In the standard database theory on referential integrity and inclusion dependencies, it's alluded to that there is a PSPACE algorithm for taking a known list of e.g. foreign key and primary key relationships plus a candidate relationship and determining if the candidate relationship is logically implied by the known list. The non-deterministic version of the algorithm is given in algorithm 9.1.6 of this book [pdf], but not any explicit deterministic version (and I'm guessing the idea isn't to somehow manually use Savitch's Theorem to find that algorithm).
A related question would be how to programmatically ask a database system a question like this:
Given the result set from Query 1 and the result set from Query 2, is there a known-in-advance chain of primary / foreign key dependencies that would allow me to join the two result sets together (possibly requring additional columns that would come from the derived chain of key relationships).
I'm thinking specifically in the context of Postgres, MSSQL, or MySQL, how to actually ask the database for this information programmatically.
I can query the sp_help
and sp_fkeys
stored procedures, but it's unclear how I can provide a set of columns from a given table and a set of columns from a target table, and just directly ask the database if it can derive, from outputs of things like sp_fkeys
, a way to join the tables to each other.
I'm more than willing (happy even) to write code to do this myself if there are known algorithms for it (based on the theorem mentioned above, at least the math algorithm exists even if it's not part of the database systems directly).
My application is to ingest an assortment of tables with poorly maintained schemas, and do some metaprogramming during a schema discovery phase, so that there does not need to be a human-in-the-loop to try to manually search for chains of key relationships that would imply the way two given tables can be joined.
Suppose my database is just these three tables:
TableA
| a_key1 | a_key2 | a_value |
+---------+---------+---------+
| 1 | 'foo' | 300 |
| 2 | 'bar' | 400 |
TableB
| b_key1 | b_key2 | b_value |
+---------+------------+---------+
| 'foo' | 2012-12-01 | 'Bob' |
| 'bar' | 2012-12-02 | 'Joe' |
TableC
| c_key1 | c_key2 | c_value |
+------------+---------+---------+
| 2012-12-01 | 100 | 3.4 |
| 2012-12-02 | 200 | 2.7 |
And suppose that b_key1
is a foreign key into a_key2
, that c_key1
is a foreign key into b_key2
, and the the "key" columns of each table, together, form the primary key.

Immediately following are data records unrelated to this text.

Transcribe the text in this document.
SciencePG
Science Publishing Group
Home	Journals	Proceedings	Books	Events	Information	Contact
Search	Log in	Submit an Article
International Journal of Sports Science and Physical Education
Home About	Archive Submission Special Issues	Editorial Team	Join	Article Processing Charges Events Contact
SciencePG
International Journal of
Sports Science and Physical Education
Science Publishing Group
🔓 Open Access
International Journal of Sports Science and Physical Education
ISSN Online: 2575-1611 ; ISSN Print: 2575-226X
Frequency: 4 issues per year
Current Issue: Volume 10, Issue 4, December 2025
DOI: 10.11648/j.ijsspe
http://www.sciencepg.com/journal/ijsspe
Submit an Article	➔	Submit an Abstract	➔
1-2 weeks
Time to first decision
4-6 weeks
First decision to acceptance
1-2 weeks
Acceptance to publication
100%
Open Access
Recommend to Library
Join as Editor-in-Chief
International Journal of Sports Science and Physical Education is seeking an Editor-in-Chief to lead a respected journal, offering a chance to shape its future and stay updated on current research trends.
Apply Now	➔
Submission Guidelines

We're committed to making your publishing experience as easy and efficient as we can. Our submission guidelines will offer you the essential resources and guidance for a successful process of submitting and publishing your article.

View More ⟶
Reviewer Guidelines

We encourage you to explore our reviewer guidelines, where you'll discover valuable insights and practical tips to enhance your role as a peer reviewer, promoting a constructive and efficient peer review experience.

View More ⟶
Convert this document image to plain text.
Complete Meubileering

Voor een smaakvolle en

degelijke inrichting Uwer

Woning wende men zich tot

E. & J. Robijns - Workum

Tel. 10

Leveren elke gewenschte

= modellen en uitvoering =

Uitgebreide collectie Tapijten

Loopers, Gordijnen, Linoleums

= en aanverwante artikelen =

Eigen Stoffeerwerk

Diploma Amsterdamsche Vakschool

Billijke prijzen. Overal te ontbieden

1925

It's not important whether the tables are normalized well (so, for instance, the fact that b_key1
can identify a row in TableA
even though TableA
ostensibly has a 2-tuple for its key -- this is unimportant and happens often with tables you inherit in the wild).
Then in this case, just by knowing the key relationships in advance, we know the following join is "supported" (in the sense that the data types and value ranges must make sense under the system of foreign keys):
select A.*, c.c_value
from TableA A
join TableB B
on A.a_key2 = B.b_key1
join Table C
on B.b_key2 = C.c_key1
So if a person came to the database with two separate queries:
select *
from TableA
select c_key1, c_value
from TableC
then the database system ought to be able to deduce the joins required for the query that brings these two into alignment (as implied by foreign keys, not other arbitrary ways of making them into alignment).
My question is: does this search functionality to produce a series of required joins exist already in the major SQL-compliant RDBMSs?
One can imagine following the idea discussed in this answer and then sucking that metadata into some other programming language, deconstructing it into a kind of graph of the key relationships, and then using a known graph path-finding algorithm to solve the problem. But any homebrewed implementations of this will be fraught with errors and it's the kind of problem where the algorithms can easily be written so as to be exponentially slow. By asking if this exists in a database system already, I'm just trying to leverage work done to make a smart and database-aware implementation if that work was already done.